Nahla Ibrahim (Name geändert) kam zusammen mit ihrer Schwester vor fünf Jahren aus dem palästinensischen Jenin nach Syrien, um der Enge und den Gewaltverhältnissen auf der von Israel besetzten Westbank zu entgehen. Beide zogen in das Nahe am Stadtzentrum von Damaskus gelegene „Mokhayam Al-Yarmouk“-Camp. In der Flüchtlingsstadt Yarmouk leben auf 2,1 Quadratkilometern mehr als 150.000 registrierte palästinensische Flüchtlinge. Auch in Yarmouk wurde am Freitag letzter Woche (20.7.2012) demonstriert. In Folge kam es zu Schusswechseln der Regierungsarmee mit syrisch-oppositionellen und palästinensischen Milizionären. Die Armee riegelte daraufhin das Camp militärisch ab und begann einzelne Bezirke zu beschießen. Nach dem in den umliegenden syrischen Stadtvierteln Tadamoun und Hajar-al-Aswad ebenfalls Kämpfe ausbrachen, flohen ca. 500.000 Bewohner zu Verwandten, viele suchten Zuflucht in den Schulen, Kindergärten, Moscheen und öffentlichen Einrichtungen des palästinensischen Camp. Nahla Ibrahim und ihre Schwester entschieden trotz der Gewalt in Yarmouk zu bleiben – und zu helfen. Beide lassen sich aktuell in einem Schnellkurs von palästinensischen Gesundheitsorganisationen zu Arzthelferinnen ausbilden. Nach Jenin wollen sie nicht zurückkehren.
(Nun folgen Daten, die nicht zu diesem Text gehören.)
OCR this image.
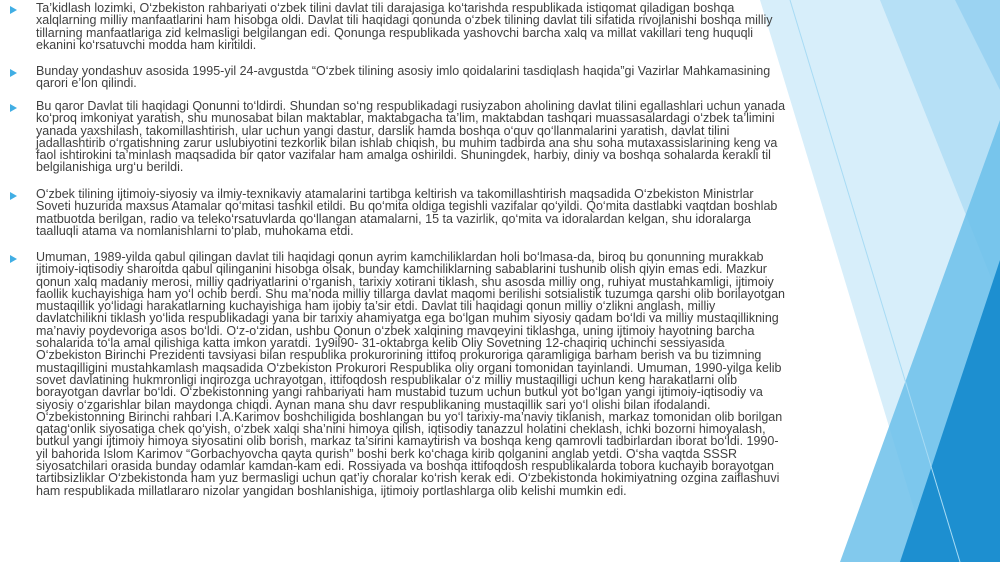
Ta’kidlash lozimki, O‘zbekiston rahbariyati o‘zbek tilini davlat tili darajasiga ko‘tarishda respublikada istiqomat qiladigan boshqa xalqlarning milliy manfaatlarini ham hisobga oldi. Davlat tili haqidagi qonunda o‘zbek tilining davlat tili sifatida rivojlanishi boshqa milliy tillarning manfaatlariga zid kelmasligi belgilangan edi. Qonunga respublikada yashovchi barcha xalq va millat vakillari teng huquqli ekanini ko‘rsatuvchi modda ham kiritildi.

Bunday yondashuv asosida 1995-yil 24-avgustda “O‘zbek tilining asosiy imlo qoidalarini tasdiqlash haqida”gi Vazirlar Mahkamasining qarori e’lon qilindi.

Bu qaror Davlat tili haqidagi Qonunni to‘ldirdi. Shundan so‘ng respublikadagi rusiyzabon aholining davlat tilini egallashlari uchun yanada ko‘proq imkoniyat yaratish, shu munosabat bilan maktablar, maktabgacha ta’lim, maktabdan tashqari muassasalardagi o‘zbek ta’limini yanada yaxshilash, takomillashtirish, ular uchun yangi dastur, darslik hamda boshqa o‘quv qo‘llanmalarini yaratish, davlat tilini jadallashtirib o‘rgatishning zarur uslubiyotini tezkorlik bilan ishlab chiqish, bu muhim tadbirda ana shu soha mutaxassislarining keng va faol ishtirokini ta’minlash maqsadida bir qator vazifalar ham amalga oshirildi. Shuningdek, harbiy, diniy va boshqa sohalarda kerakli til belgilanishiga urg‘u berildi.

O‘zbek tilining ijtimoiy-siyosiy va ilmiy-texnikaviy atamalarini tartibga keltirish va takomillashtirish maqsadida O‘zbekiston Ministrlar Soveti huzurida maxsus Atamalar qo‘mitasi tashkil etildi. Bu qo‘mita oldiga tegishli vazifalar qo‘yildi. Qo‘mita dastlabki vaqtdan boshlab matbuotda berilgan, radio va teleko‘rsatuvlarda qo‘llangan atamalarni, 15 ta vazirlik, qo‘mita va idoralardan kelgan, shu idoralarga taalluqli atama va nomlanishlarni to‘plab, muhokama etdi.

Umuman, 1989-yilda qabul qilingan davlat tili haqidagi qonun ayrim kamchiliklardan holi bo‘lmasa-da, biroq bu qonunning murakkab ijtimoiy-iqtisodiy sharoitda qabul qilinganini hisobga olsak, bunday kamchiliklarning sabablarini tushunib olish qiyin emas edi. Mazkur qonun xalq madaniy merosi, milliy qadriyatlarini o‘rganish, tarixiy xotirani tiklash, shu asosda milliy ong, ruhiyat mustahkamligi, ijtimoiy faollik kuchayishiga ham yo‘l ochib berdi. Shu ma’noda milliy tillarga davlat maqomi berilishi sotsialistik tuzumga qarshi olib borilayotgan mustaqillik yo‘lidagi harakatlarning kuchayishiga ham ijobiy ta’sir etdi. Davlat tili haqidagi qonun milliy o‘zlikni anglash, milliy davlatchilikni tiklash yo‘lida respublikadagi yana bir tarixiy ahamiyatga ega bo‘lgan muhim siyosiy qadam bo‘ldi va milliy mustaqillikning ma’naviy poydevoriga asos bo‘ldi. O‘z-o‘zidan, ushbu Qonun o‘zbek xalqining mavqeyini tiklashga, uning ijtimoiy hayotning barcha sohalarida to‘la amal qilishiga katta imkon yaratdi. 1y9il90- 31-oktabrga kelib Oliy Sovetning 12-chaqiriq uchinchi sessiyasida O‘zbekiston Birinchi Prezidenti tavsiyasi bilan respublika prokurorining ittifoq prokuroriga qaramligiga barham berish va bu tizimning mustaqilligini mustahkamlash maqsadida O‘zbekiston Prokurori Respublika oliy organi tomonidan tayinlandi. Umuman, 1990-yilga kelib sovet davlatining hukmronligi inqirozga uchrayotgan, ittifoqdosh respublikalar o‘z milliy mustaqilligi uchun keng harakatlarni olib borayotgan davrlar bo‘ldi. O‘zbekistonning yangi rahbariyati ham mustabid tuzum uchun butkul yot bo‘lgan yangi ijtimoiy-iqtisodiy va siyosiy o‘zgarishlar bilan maydonga chiqdi. Aynan mana shu davr respublikaning mustaqillik sari yo‘l olishi bilan ifodalandi. O‘zbekistonning Birinchi rahbari I.A.Karimov boshchiligida boshlangan bu yo‘l tarixiy-ma’naviy tiklanish, markaz tomonidan olib borilgan qatag‘onlik siyosatiga chek qo‘yish, o‘zbek xalqi sha’nini himoya qilish, iqtisodiy tanazzul holatini cheklash, ichki bozorni himoyalash, butkul yangi ijtimoiy himoya siyosatini olib borish, markaz ta’sirini kamaytirish va boshqa keng qamrovli tadbirlardan iborat bo‘ldi. 1990-yil bahorida Islom Karimov “Gorbachyovcha qayta qurish” boshi berk ko‘chaga kirib qolganini anglab yetdi. O‘sha vaqtda SSSR siyosatchilari orasida bunday odamlar kamdan-kam edi. Rossiyada va boshqa ittifoqdosh respublikalarda tobora kuchayib borayotgan tartibsizliklar O‘zbekistonda ham yuz bermasligi uchun qat’iy choralar ko‘rish kerak edi. O‘zbekistonda hokimiyatning ozgina zaiflashuvi ham respublikada millatlararo nizolar yangidan boshlanishiga, ijtimoiy portlashlarga olib kelishi mumkin edi.
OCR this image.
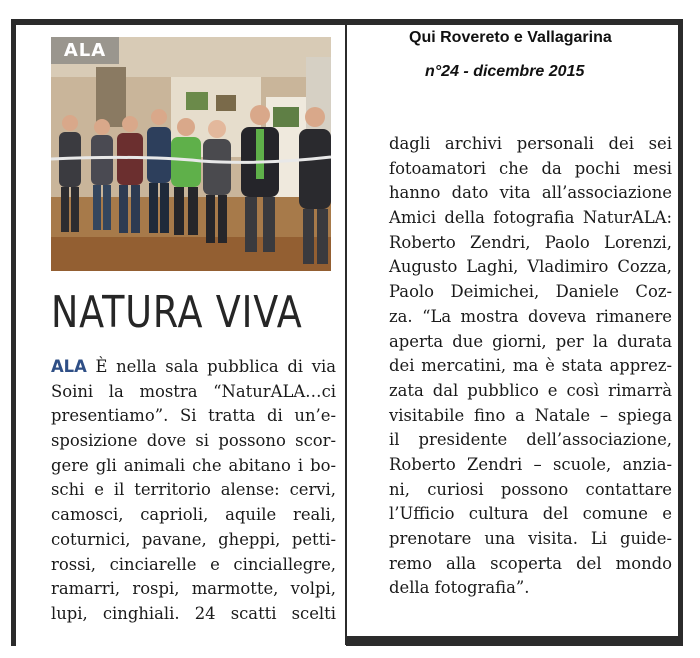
ALA
NATURA VIVA
ALA È nella sala pubblica di via
Soini la mostra “NaturALA…ci
presentiamo”. Si tratta di un’e-
sposizione dove si possono scor-
gere gli animali che abitano i bo-
schi e il territorio alense: cervi,
camosci, caprioli, aquile reali,
coturnici, pavane, gheppi, petti-
rossi, cinciarelle e cinciallegre,
ramarri, rospi, marmotte, volpi,
lupi, cinghiali. 24 scatti scelti
Qui Rovereto e Vallagarina
n°24 - dicembre 2015
dagli archivi personali dei sei
fotoamatori che da pochi mesi
hanno dato vita all’associazione
Amici della fotografia NaturALA:
Roberto Zendri, Paolo Lorenzi,
Augusto Laghi, Vladimiro Cozza,
Paolo Deimichei, Daniele Coz-
za. “La mostra doveva rimanere
aperta due giorni, per la durata
dei mercatini, ma è stata apprez-
zata dal pubblico e così rimarrà
visitabile fino a Natale – spiega
il presidente dell’associazione,
Roberto Zendri – scuole, anzia-
ni, curiosi possono contattare
l’Ufficio cultura del comune e
prenotare una visita. Li guide-
remo alla scoperta del mondo
della fotografia”.
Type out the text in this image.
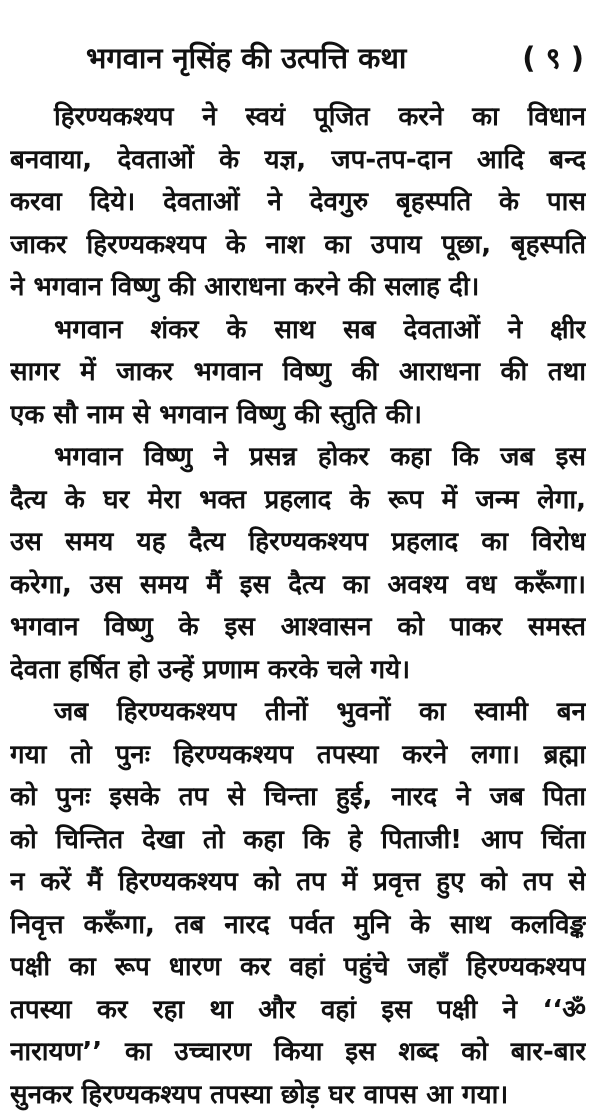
भगवान नृसिंह की उत्पत्ति कथा	( ९ )
हिरण्यकश्यप ने स्वयं पूजित करने का विधान
बनवाया, देवताओं के यज्ञ, जप-तप-दान आदि बन्द
करवा दिये। देवताओं ने देवगुरु बृहस्पति के पास
जाकर हिरण्यकश्यप के नाश का उपाय पूछा, बृहस्पति
ने भगवान विष्णु की आराधना करने की सलाह दी।
भगवान शंकर के साथ सब देवताओं ने क्षीर
सागर में जाकर भगवान विष्णु की आराधना की तथा
एक सौ नाम से भगवान विष्णु की स्तुति की।
भगवान विष्णु ने प्रसन्न होकर कहा कि जब इस
दैत्य के घर मेरा भक्त प्रहलाद के रूप में जन्म लेगा,
उस समय यह दैत्य हिरण्यकश्यप प्रहलाद का विरोध
करेगा, उस समय मैं इस दैत्य का अवश्य वध करूँगा।
भगवान विष्णु के इस आश्वासन को पाकर समस्त
देवता हर्षित हो उन्हें प्रणाम करके चले गये।
जब हिरण्यकश्यप तीनों भुवनों का स्वामी बन
गया तो पुनः हिरण्यकश्यप तपस्या करने लगा। ब्रह्मा
को पुनः इसके तप से चिन्ता हुई, नारद ने जब पिता
को चिन्तित देखा तो कहा कि हे पिताजी! आप चिंता
न करें मैं हिरण्यकश्यप को तप में प्रवृत्त हुए को तप से
निवृत्त करूँगा, तब नारद पर्वत मुनि के साथ कलविङ्क
पक्षी का रूप धारण कर वहां पहुंचे जहाँ हिरण्यकश्यप
तपस्या कर रहा था और वहां इस पक्षी ने ‘‘ॐ
नारायण’’ का उच्चारण किया इस शब्द को बार-बार
सुनकर हिरण्यकश्यप तपस्या छोड़ घर वापस आ गया।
Nahla Ibrahim schreibt am 25.07.2012:
Was früher nur ein Fluch war, ist heute für andere ein Segen...
Der Ort an dem ich lebe war lange Zeit bekannt als das größte palästinensische Flüchtlingslager in Syrien. Nach den Kämpfen der letzten wurde das palästinensische Yarmouk-Camp zu einem Zufluchtsort für syrische Flüchtlinge aus dem gesamten Umland. Ich möchte über meine Erlebnisse der letzten Wochen berichten. Ich lebe im fünften Stock eines Wohnhauses und habe aus meinem Fenster heraus einen entsprechend guten Überblick auf die gesamte Umgebung. Ich kann die Bomben sehen, die in der Nachbarschaft einschlagen und höre die fallenden Schüsse. Trotz der Scharfschützen, die um mich herum verteilt sind, treibt mich meine Neugierde immer wieder ans Fenster und ich versuche zu sehen, was um mich herum geschieht. Dreimal wurde bereits auf mich geschossen, aber im Gegensatz zu anderen hatte ich bislang Glück und blieb unverletzt. Einige dieser Scharfschützen (der Assad-Armee, Anm.) wurden mit Hilfe von oppositionellen Milizionären vertrieben. Ich bin weder Syrerin noch bin ich ein Flüchtling. Meine Schwester und ich kamen aus aus Jenin in Palästina nach Syrien. Wir wollten hier studieren und leben. Mittlerweile fühlen wir uns wieder als Flüchtlinge. Wie viele andere hier in Syrien wieder auf der Flucht oder gefangen in unseren eigenen vier Wänden. Wir sind Flüchtlinge in unserem eigenen Leben. Ein Leben, das jederzeit mit einer fehlgeleiteten Kugel enden könnte. Meine Geschichte ist nur eine kleine Geschichte, aber sie ist voll Angst, Unsicherheit und verlorenen Träumen. Die Geräusche der Hubschrauber, Schüsse und Explosionen um uns herum sind nun Teil unserer neuen Normalität.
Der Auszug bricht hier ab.